Dollar Index since the Plaza Accord …room to run, BUT (?) …UPDATED
12/30/2016 – updating the US Dollar Index post
- bearish divergence – check
- 1.618 price projection hit – is this an a-b-c correction and the dollar has peaked? Potentially … or is wave 3 of 5 concluding w/ a pull back imminent?
- SENTIMENT is extreme bearish for the EURO and GOLD
- note – we are hitting the same TIME correction in a couple days as the move up from 1992-2001
- Economist .. the best contrarian indicator out there.
CLIFF NOTES: if you read below you’ll see there are other targets higher. We are approaching the same TIME as the last move up in the dollar against the smash from the Plaza accord so the ‘no brainer’ long dollar trade is one that begs of caution. Is this THE top in the USD and now we go back below 70? Don’t know, but a preponderance of evidence suggests STIFF resistance from now into January for the USD.
11/19/2016 – if you want to follow the Dollar posts, just search dollar on the top right area of the blog. the overall thesis, which has proven to be correct so far, was the dollar was going to strengthen all the way from the low 70’s. it’s been a nice run …
is there higher to go … yes.
but then …
here’s the picture – note, I’ve used the high from the Plaza Accord in 1985 to put the .382 retracement on the chart. That also overlaps w/ some nice other extension and retracement ratios. Believe the highlighted area in/around 107-108 is going to be key.
also, note the TIME component between the last major rally from 1992-2001. Next month, or, depending on how you draw the time component, perhaps January the Dollar Index should run into some pretty stiff resistance in TIME.

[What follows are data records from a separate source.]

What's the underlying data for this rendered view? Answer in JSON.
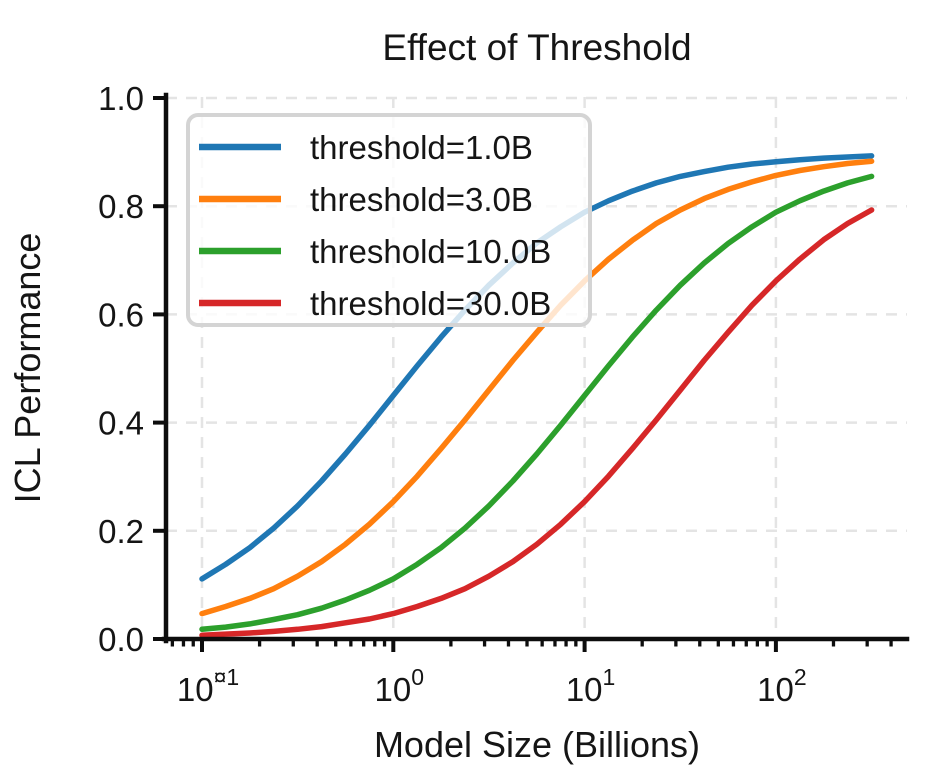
{
  "chart_data": {
    "type": "line",
    "title": "Effect of Threshold",
    "xlabel": "Model Size (Billions)",
    "ylabel": "ICL Performance",
    "x_scale": "log",
    "y_scale": "linear",
    "xlim": [
      0.065,
      480
    ],
    "ylim": [
      0.0,
      1.0
    ],
    "grid": true,
    "grid_style": "dashed",
    "grid_color": "#e4e4e4",
    "legend_position": "upper left",
    "x_tick_base": "10",
    "x_ticks": [
      {
        "value": 0.1,
        "exp": "¤1"
      },
      {
        "value": 1.0,
        "exp": "0"
      },
      {
        "value": 10.0,
        "exp": "1"
      },
      {
        "value": 100.0,
        "exp": "2"
      }
    ],
    "y_ticks": [
      {
        "value": 0.0,
        "label": "0.0"
      },
      {
        "value": 0.2,
        "label": "0.2"
      },
      {
        "value": 0.4,
        "label": "0.4"
      },
      {
        "value": 0.6,
        "label": "0.6"
      },
      {
        "value": 0.8,
        "label": "0.8"
      },
      {
        "value": 1.0,
        "label": "1.0"
      }
    ],
    "x": [
      0.1,
      0.133,
      0.178,
      0.237,
      0.316,
      0.422,
      0.562,
      0.75,
      1.0,
      1.334,
      1.778,
      2.371,
      3.162,
      4.217,
      5.623,
      7.499,
      10.0,
      13.335,
      17.783,
      23.714,
      31.623,
      42.17,
      56.234,
      74.989,
      100.0,
      133.352,
      177.828,
      237.137,
      316.228
    ],
    "series": [
      {
        "name": "threshold=1.0B",
        "threshold_billions": 1.0,
        "color": "#1f77b4",
        "values": [
          0.111,
          0.138,
          0.169,
          0.205,
          0.246,
          0.292,
          0.342,
          0.395,
          0.45,
          0.505,
          0.558,
          0.608,
          0.654,
          0.695,
          0.732,
          0.762,
          0.789,
          0.81,
          0.828,
          0.843,
          0.855,
          0.864,
          0.872,
          0.878,
          0.882,
          0.886,
          0.889,
          0.891,
          0.893
        ]
      },
      {
        "name": "threshold=3.0B",
        "threshold_billions": 3.0,
        "color": "#ff7f0e",
        "values": [
          0.047,
          0.06,
          0.075,
          0.093,
          0.116,
          0.143,
          0.175,
          0.212,
          0.254,
          0.301,
          0.352,
          0.405,
          0.46,
          0.515,
          0.567,
          0.617,
          0.662,
          0.702,
          0.737,
          0.768,
          0.793,
          0.814,
          0.831,
          0.845,
          0.857,
          0.866,
          0.873,
          0.879,
          0.883
        ]
      },
      {
        "name": "threshold=10.0B",
        "threshold_billions": 10.0,
        "color": "#2ca02c",
        "values": [
          0.018,
          0.022,
          0.028,
          0.036,
          0.045,
          0.057,
          0.072,
          0.09,
          0.111,
          0.138,
          0.169,
          0.205,
          0.246,
          0.292,
          0.342,
          0.395,
          0.45,
          0.505,
          0.558,
          0.608,
          0.654,
          0.695,
          0.731,
          0.762,
          0.789,
          0.81,
          0.828,
          0.843,
          0.855
        ]
      },
      {
        "name": "threshold=30.0B",
        "threshold_billions": 30.0,
        "color": "#d62728",
        "values": [
          0.007,
          0.009,
          0.011,
          0.014,
          0.018,
          0.023,
          0.03,
          0.037,
          0.047,
          0.06,
          0.075,
          0.093,
          0.116,
          0.143,
          0.175,
          0.212,
          0.254,
          0.301,
          0.352,
          0.405,
          0.46,
          0.515,
          0.567,
          0.617,
          0.662,
          0.702,
          0.738,
          0.768,
          0.793
        ]
      }
    ]
  }
}
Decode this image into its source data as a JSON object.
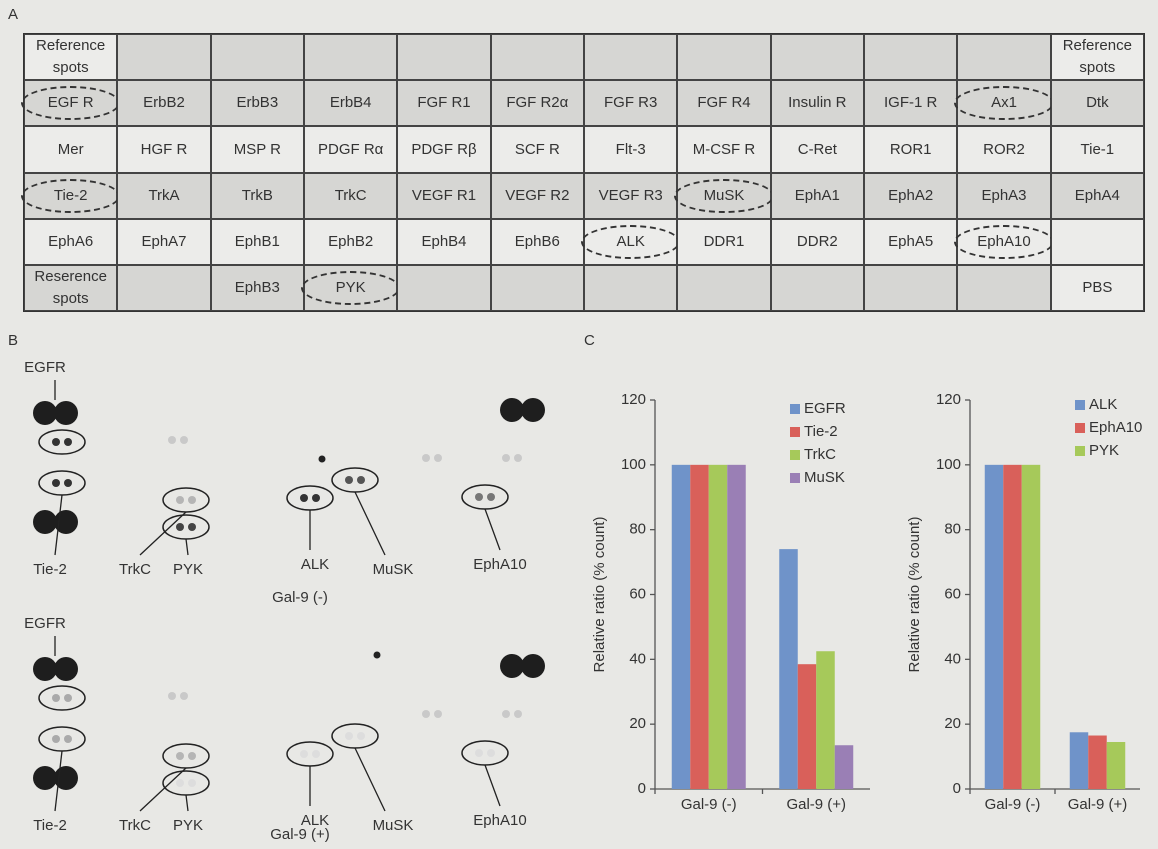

last thing is the Elliott Wave count … I always tell people – I LOVE Elliott wave – when it works. here, the count has been pretty much a “Ray Charles count” on a long term basis. I’ll try to walk you thru the importance:
- market corrects in 3 waves labeled a-b-c
- the market moves impulsively in 5 waves
- wave 2 can’t overlap the beginning of wave 1
- wave 3 can’t be the shortest
- wave 4 can’t overlap the beginning of wave 1
- if you take the low in 2008 and start working your way up we see that we are ‘clearly’ creating 3 waves into yesterdays price action.
- here’s where it gets tricky .. simply, I don’t know if this an a-b-c big corrective move OR we are impulsively going higher in a 1-2-3-4-5 sequence.
- the key here – wave c (of a-b-c) always has to be 5 waves (unless in a triangle)
- so if you look you can see the ‘small’ 1,2,3,4,5 being carved out (Turkey reference) so the blue highlighted area 107-108 COULD be the end of a C wave and the entire A-B-C move OR the end of wave 3 and we correct 4 and then off we go again in 5.
I honestly have no idea ….
Here’s what the charts are SHOWING US:
- square root target
- the ‘time’ of the last corrective move
- the ‘count’ showing we are in the 5th wave of C and 3
- EXTREME sentiment for a strong dollar
- the .382 from the all time high
- divergence set up on Monthly RSI
- ‘other’ extension and retracement targets
Expect some major resistance .. again, we are 6 handles away from the target area and that represents HUGE moves in currency .. BUT remember, right now, we are at extreme (not historic) but extreme sentiment and this has never proven to be wrong from a contrarian indicator. This puppy could snap back on you really really quick.
only TIME will tell … let me know if you have any questions.